Description:

  • This project consists of various datasets that contain data such as demographics of different states, regions, gender, illiteracy, etc. Following with different types of crimes such as rape, murder, and assault
  • The objective is to find which variable have a statistical significance towards assault variable.


  • Summary:

  • Cleaned and renamed variables, dropped unnecessary columns, and concatenated data into a single dataframe.
  • Created new columns via feature engineering, applied logarithmic scaling, and standardized data formats.
  • Identified variables significant to assault crime rate using Pearson Correlation Testing.

  • Skills Applied: Python, Inferential Statistics


    Breakdown

    1. Preprocessing

    • In the initial stages of my project, I began by examining multiple csv files containing data on crime rates and demographics of various United States States and regions.
    • Subsequently, I studied the data and identified the need for data preprocessing to ensure that the data is clean, before considering what dataframe to utilised for my analysis; dropping columns that are not needed, and changing variable names to a much more suitable name.
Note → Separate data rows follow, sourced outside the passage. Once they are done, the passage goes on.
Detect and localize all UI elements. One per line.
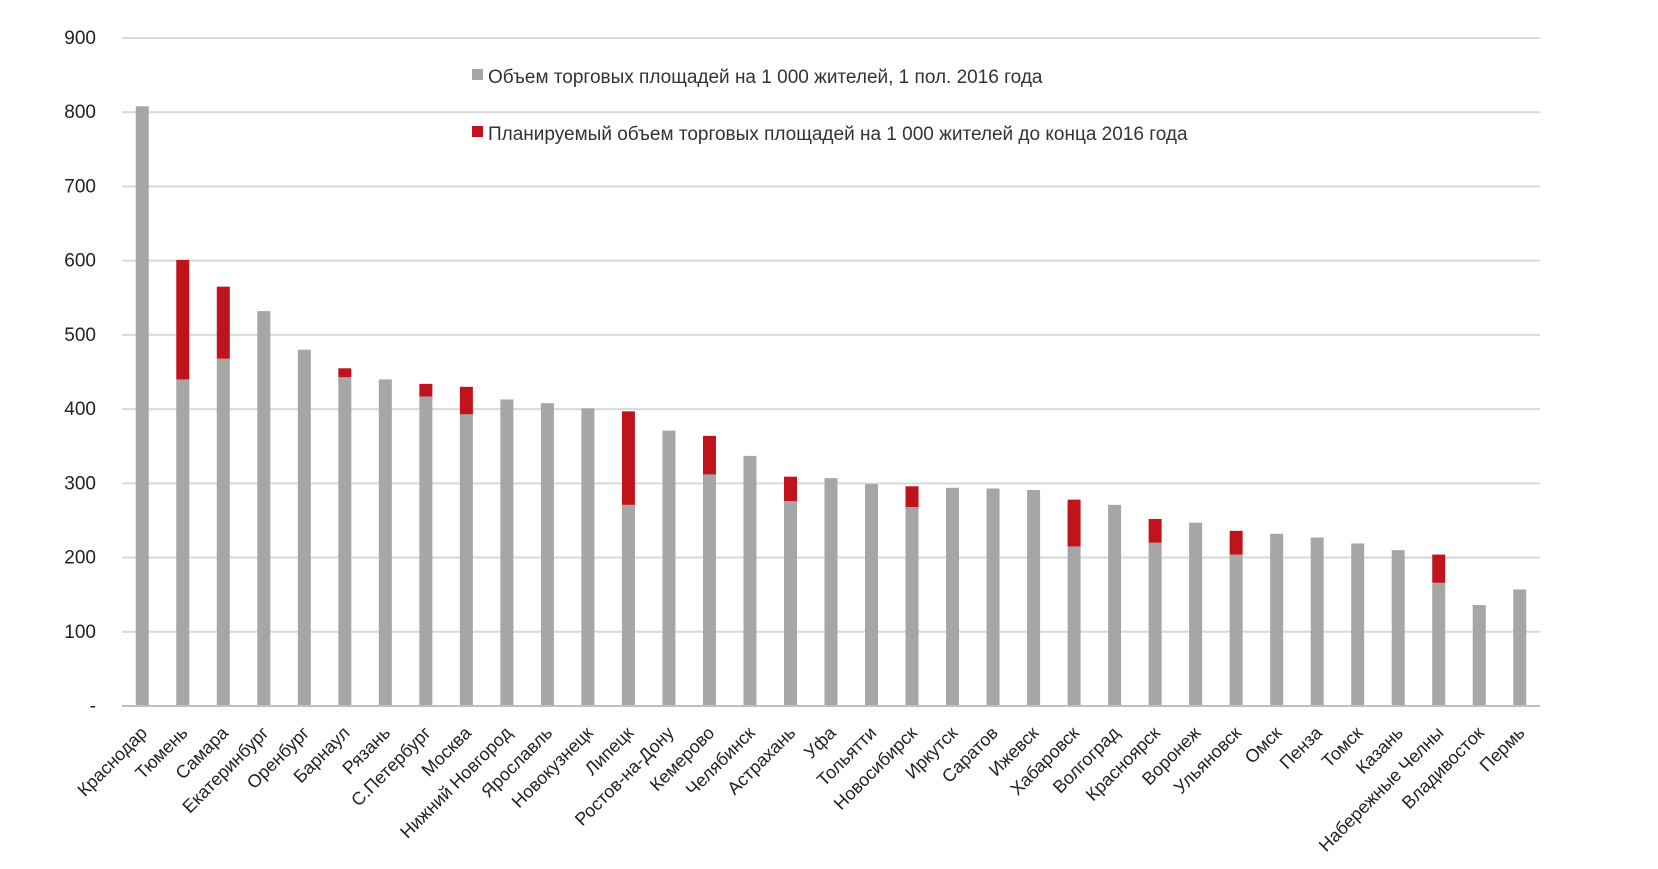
bar-current-25	[1148, 542, 1162, 706]
bar-current-8	[459, 414, 473, 706]
bar-current-33	[1472, 605, 1486, 706]
bar-planned-16	[783, 476, 797, 502]
y-tick-label: 200	[64, 548, 96, 569]
bar-planned-12	[621, 411, 635, 505]
bar-planned-7	[419, 383, 433, 397]
bar-planned-8	[459, 386, 473, 415]
bar-current-28	[1270, 533, 1284, 706]
x-category-label: Пенза	[1276, 722, 1327, 773]
bar-current-3	[257, 311, 271, 706]
bar-current-17	[824, 478, 838, 706]
bar-current-29	[1310, 537, 1324, 706]
bar-current-14	[702, 474, 716, 706]
bar-current-31	[1391, 550, 1405, 706]
bar-current-2	[216, 358, 230, 706]
bar-planned-2	[216, 286, 230, 359]
bar-planned-19	[905, 486, 919, 508]
bar-current-12	[621, 504, 635, 706]
bar-current-24	[1108, 504, 1122, 706]
bar-current-26	[1189, 522, 1203, 706]
bar-current-1	[176, 379, 190, 706]
bars	[135, 106, 1527, 707]
bar-current-23	[1067, 546, 1081, 706]
bar-current-32	[1432, 582, 1446, 706]
y-tick-label: -	[90, 696, 96, 717]
bar-current-22	[1027, 490, 1041, 706]
legend-swatch-planned	[472, 126, 483, 137]
bar-current-7	[419, 396, 433, 706]
bar-current-0	[135, 106, 149, 707]
bar-planned-5	[338, 368, 352, 378]
legend: Объем торговых площадей на 1 000 жителей…	[472, 67, 1188, 145]
bar-current-18	[865, 484, 879, 706]
legend-label-planned: Планируемый объем торговых площадей на 1…	[488, 124, 1188, 145]
y-tick-label: 500	[64, 325, 96, 346]
y-tick-label: 700	[64, 176, 96, 197]
y-tick-label: 800	[64, 102, 96, 123]
bar-current-19	[905, 507, 919, 706]
bar-planned-14	[702, 435, 716, 475]
bar-current-16	[783, 501, 797, 706]
bar-current-20	[946, 487, 960, 706]
bar-current-15	[743, 455, 757, 706]
bar-current-13	[662, 430, 676, 706]
bar-current-34	[1513, 589, 1527, 706]
bar-current-21	[986, 488, 1000, 706]
y-axis-ticks: - 100 200 300 400 500 600 700 800 900	[64, 28, 96, 717]
bar-current-27	[1229, 554, 1243, 706]
bar-current-4	[297, 349, 311, 706]
x-axis-labels: КраснодарТюменьСамараЕкатеринбургОренбур…	[74, 722, 1529, 855]
bar-current-5	[338, 377, 352, 706]
y-tick-label: 300	[64, 473, 96, 494]
x-category-label: Пермь	[1476, 723, 1529, 776]
bar-current-9	[500, 399, 514, 706]
legend-label-current: Объем торговых площадей на 1 000 жителей…	[488, 67, 1043, 88]
gridlines	[122, 37, 1540, 633]
bar-planned-23	[1067, 499, 1081, 547]
y-tick-label: 600	[64, 251, 96, 272]
bar-planned-32	[1432, 554, 1446, 583]
y-tick-label: 900	[64, 28, 96, 49]
bar-current-10	[540, 403, 554, 706]
y-tick-label: 400	[64, 399, 96, 420]
bar-current-11	[581, 408, 595, 706]
bar-planned-25	[1148, 518, 1162, 543]
y-tick-label: 100	[64, 622, 96, 643]
bar-planned-1	[176, 259, 190, 380]
bar-current-30	[1351, 543, 1365, 706]
bar-current-6	[378, 379, 392, 706]
bar-planned-27	[1229, 530, 1243, 555]
legend-swatch-current	[472, 69, 483, 80]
    2. Feature Engineering

    • I proceeded with feature engineering by creating new columns or grouping my data that would be useful for my analysis.
    • For example, I grouped the population of urban and rural areas into percentage format, to better understand the distribution of population across different regions.
    • Additionally, I grouped by langitude and longitude with its measure into like tropical, sub-tropical, temperate, equator, west hemisphere, etc.

    3. Pearson Correlation Testing

    • Lastly, through the implementation of the pearson correlation, I was able to identify my null hypothesis, and alternative hypothesis. With pearson correlation (p-value), I was able to find out which variables are linearly-statistical significant to assault crime rate.
    • Additionally, a heatmap was generated to visually inspect the correlation between all variables.

    4. Conclusion

  • Through own hypothesis, I was able to come out with conclusions on which variables are statistically signficant in correspond to assult rate.
  • 5. improvements

  • Additionally, there are some improvements to this project, for example I should've done Spearman correlation test for monotonic relationship. I assumed the variables are in a linear relationship, which may not be the case.
  • I could've add on Confidence Interval to assess the correlation test to provide precision and reliability of my correlation estimates.